Yes. Most Indian banks apply quarterly compounding to RDs. This means interest is calculated at the end of every quarter on the accumulated balance, and that interest is added to the principal — the next quarter's interest then includes interest on previous interest. This compounding effect is what makes RD returns better than simple interest savings.

Yes, premature withdrawal is allowed on most RDs, but a penalty of 0.5–1.0% is deducted from the interest rate. Some banks do not allow premature closure within the first 3 months. Partial withdrawal is generally not allowed — you can only close the entire RD. If you need liquidity, consider a loan against RD, which most banks offer at 1–2% above the RD rate.

Yes. Interest earned on RD is fully taxable as 'Income from Other Sources' at your applicable slab rate. Banks deduct TDS at 10% if annual interest across all FD/RD accounts exceeds ₹40,000 (₹50,000 for senior citizens). You can submit Form 15G (or 15H for seniors) if your total income is below the taxable limit to avoid TDS deduction.

The minimum monthly deposit for RD varies by bank.

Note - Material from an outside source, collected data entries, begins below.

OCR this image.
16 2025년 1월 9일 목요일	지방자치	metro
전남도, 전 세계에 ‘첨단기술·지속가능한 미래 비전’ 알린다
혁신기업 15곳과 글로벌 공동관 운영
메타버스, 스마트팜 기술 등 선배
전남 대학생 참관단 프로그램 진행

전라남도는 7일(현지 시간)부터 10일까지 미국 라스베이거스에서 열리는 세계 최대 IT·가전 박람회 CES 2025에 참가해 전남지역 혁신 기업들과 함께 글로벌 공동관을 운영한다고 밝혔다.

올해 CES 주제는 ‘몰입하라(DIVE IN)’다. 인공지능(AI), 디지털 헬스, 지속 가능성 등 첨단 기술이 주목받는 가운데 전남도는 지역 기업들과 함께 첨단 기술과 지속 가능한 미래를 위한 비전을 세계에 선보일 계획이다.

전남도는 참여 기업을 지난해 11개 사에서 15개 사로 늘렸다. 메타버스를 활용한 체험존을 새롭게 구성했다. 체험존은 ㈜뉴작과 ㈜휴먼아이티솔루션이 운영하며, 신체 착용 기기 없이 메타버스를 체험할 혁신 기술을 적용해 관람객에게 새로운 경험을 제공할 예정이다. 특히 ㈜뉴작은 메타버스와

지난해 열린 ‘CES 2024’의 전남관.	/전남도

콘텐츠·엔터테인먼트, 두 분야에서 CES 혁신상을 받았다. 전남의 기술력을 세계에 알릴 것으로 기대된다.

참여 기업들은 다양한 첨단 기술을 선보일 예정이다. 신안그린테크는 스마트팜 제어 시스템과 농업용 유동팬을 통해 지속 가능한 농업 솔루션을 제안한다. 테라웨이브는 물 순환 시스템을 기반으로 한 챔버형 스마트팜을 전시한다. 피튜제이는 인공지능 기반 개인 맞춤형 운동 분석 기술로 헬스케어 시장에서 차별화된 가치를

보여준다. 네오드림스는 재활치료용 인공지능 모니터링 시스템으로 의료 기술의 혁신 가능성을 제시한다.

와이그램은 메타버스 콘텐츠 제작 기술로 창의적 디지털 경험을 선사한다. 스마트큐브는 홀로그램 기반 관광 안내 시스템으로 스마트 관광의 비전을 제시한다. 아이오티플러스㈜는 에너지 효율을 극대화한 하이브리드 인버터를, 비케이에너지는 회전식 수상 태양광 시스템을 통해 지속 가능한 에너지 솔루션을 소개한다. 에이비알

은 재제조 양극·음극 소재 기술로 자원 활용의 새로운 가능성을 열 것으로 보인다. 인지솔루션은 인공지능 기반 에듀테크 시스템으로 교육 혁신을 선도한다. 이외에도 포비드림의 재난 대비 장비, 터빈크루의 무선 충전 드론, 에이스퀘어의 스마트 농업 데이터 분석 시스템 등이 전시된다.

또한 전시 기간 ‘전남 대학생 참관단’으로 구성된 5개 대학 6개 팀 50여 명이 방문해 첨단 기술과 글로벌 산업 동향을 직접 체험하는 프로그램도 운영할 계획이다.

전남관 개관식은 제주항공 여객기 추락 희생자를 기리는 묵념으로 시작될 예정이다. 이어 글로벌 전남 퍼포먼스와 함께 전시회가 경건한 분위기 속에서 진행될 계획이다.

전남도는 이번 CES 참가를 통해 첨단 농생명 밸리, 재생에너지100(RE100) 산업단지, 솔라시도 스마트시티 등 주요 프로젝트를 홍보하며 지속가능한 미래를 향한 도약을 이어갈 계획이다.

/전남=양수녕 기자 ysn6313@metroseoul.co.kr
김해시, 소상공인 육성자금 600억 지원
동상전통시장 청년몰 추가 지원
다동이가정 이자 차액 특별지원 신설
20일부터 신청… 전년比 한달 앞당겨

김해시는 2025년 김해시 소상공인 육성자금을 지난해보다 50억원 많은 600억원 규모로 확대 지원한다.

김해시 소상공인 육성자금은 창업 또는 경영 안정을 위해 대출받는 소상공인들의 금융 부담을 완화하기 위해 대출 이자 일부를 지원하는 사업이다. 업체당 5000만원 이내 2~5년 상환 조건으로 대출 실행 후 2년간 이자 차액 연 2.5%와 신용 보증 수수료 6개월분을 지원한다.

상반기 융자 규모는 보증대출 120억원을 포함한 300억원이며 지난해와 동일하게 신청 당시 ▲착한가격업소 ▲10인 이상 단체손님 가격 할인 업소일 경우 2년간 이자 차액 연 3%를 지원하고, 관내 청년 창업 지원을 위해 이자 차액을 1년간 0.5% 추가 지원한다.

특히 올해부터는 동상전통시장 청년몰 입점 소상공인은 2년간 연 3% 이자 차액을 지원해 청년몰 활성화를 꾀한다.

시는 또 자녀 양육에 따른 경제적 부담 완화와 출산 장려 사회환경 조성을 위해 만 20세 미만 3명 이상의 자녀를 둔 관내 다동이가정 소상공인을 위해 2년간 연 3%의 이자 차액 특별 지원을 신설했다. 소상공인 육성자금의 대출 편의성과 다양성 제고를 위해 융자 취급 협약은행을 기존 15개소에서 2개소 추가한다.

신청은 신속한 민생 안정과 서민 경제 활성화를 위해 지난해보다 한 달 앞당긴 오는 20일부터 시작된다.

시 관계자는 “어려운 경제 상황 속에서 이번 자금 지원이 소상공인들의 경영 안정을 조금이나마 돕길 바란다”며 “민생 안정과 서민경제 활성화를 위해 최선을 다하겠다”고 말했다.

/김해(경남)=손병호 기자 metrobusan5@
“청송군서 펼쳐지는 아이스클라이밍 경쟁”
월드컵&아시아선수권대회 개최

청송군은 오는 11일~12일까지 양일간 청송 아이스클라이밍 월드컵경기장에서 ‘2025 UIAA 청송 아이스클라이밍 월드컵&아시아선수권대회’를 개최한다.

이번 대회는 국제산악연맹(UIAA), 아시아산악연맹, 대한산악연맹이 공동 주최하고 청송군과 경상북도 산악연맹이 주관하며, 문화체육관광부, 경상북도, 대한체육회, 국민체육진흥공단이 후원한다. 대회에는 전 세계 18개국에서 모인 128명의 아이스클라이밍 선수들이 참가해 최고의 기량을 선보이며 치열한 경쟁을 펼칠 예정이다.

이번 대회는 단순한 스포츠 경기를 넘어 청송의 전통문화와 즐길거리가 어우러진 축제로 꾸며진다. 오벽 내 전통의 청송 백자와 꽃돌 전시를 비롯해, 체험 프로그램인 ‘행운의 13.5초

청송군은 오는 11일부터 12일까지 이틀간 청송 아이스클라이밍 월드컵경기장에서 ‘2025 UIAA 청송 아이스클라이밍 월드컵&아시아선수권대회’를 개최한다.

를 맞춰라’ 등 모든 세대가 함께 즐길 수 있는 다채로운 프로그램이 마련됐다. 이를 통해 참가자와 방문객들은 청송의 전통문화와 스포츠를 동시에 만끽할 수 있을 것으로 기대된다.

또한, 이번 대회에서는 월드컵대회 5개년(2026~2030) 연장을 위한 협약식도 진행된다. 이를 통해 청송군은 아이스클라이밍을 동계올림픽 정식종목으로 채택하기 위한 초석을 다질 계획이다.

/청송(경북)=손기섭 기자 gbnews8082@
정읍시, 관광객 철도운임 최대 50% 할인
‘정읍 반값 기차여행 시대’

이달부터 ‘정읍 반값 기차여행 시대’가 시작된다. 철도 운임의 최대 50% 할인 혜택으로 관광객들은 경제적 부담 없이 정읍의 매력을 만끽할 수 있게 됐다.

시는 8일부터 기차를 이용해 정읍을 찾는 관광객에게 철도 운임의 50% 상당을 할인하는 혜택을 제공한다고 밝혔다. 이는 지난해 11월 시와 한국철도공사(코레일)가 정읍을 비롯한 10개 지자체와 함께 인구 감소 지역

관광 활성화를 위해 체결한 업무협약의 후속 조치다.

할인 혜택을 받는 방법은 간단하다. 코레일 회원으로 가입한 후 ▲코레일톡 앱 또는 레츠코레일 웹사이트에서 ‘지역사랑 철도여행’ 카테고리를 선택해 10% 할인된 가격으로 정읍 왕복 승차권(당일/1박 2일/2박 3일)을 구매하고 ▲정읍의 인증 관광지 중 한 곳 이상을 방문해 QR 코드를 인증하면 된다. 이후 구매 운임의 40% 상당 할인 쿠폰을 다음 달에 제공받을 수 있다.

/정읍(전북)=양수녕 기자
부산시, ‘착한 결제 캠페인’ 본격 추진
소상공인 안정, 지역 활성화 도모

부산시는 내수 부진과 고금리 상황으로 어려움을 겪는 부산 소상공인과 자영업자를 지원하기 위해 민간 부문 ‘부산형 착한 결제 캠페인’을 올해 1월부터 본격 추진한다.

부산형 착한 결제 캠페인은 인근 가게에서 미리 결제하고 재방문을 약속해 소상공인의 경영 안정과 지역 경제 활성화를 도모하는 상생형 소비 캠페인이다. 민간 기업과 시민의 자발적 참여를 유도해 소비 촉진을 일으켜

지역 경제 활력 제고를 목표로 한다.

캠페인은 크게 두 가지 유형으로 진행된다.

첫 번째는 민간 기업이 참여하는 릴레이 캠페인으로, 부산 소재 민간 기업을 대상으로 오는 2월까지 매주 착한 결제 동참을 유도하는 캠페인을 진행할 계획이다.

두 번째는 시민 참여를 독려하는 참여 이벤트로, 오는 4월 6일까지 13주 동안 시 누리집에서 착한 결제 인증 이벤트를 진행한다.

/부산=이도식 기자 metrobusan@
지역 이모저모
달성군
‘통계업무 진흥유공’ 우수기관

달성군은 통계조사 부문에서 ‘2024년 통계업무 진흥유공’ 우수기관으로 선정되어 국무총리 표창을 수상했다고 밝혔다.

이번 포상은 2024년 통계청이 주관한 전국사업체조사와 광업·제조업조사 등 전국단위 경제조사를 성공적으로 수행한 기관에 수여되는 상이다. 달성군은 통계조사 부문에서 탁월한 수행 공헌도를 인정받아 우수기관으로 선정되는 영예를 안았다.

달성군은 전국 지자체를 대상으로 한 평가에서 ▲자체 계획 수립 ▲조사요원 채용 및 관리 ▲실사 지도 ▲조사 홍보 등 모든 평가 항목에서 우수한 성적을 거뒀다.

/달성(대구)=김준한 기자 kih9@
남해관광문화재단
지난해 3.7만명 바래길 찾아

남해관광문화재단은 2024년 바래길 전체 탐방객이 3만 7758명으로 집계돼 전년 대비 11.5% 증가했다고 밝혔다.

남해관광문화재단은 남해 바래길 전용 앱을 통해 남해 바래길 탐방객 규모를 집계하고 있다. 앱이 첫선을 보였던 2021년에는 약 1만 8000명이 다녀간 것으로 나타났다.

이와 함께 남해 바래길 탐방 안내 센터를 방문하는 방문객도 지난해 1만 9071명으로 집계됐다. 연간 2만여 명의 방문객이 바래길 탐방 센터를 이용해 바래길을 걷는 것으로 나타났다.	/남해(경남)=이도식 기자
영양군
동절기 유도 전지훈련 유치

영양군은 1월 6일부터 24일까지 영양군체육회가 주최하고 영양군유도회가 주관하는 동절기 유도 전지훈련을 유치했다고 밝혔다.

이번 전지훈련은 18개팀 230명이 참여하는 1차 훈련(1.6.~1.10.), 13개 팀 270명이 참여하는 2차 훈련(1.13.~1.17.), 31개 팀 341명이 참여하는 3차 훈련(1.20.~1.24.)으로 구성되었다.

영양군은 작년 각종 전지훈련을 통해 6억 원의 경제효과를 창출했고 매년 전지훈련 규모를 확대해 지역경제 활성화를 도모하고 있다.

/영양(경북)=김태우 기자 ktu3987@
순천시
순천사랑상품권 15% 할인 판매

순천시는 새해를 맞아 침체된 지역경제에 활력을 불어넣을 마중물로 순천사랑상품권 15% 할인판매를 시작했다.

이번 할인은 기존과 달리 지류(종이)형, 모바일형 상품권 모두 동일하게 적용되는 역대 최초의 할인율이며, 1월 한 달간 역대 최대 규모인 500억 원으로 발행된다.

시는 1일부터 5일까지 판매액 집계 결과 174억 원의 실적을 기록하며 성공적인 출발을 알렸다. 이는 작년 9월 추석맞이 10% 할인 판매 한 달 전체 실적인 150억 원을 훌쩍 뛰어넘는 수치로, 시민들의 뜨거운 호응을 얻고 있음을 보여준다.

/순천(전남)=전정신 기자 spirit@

Most public sector banks allow RDs starting from ₹100/month. Private and small finance banks may have minimums of ₹500–₹1,000/month. Post Office RD (PORD) starts at ₹100/month with no maximum limit, and currently offers 6.7% p.a. (quarterly compounding) with a fixed 5-year tenure.

No. All RD calculations run entirely in your browser using JavaScript. No input values, deposit amounts, tenure, or any financial data are transmitted to any server. You can disconnect from the internet after the page loads and the calculator will still work perfectly.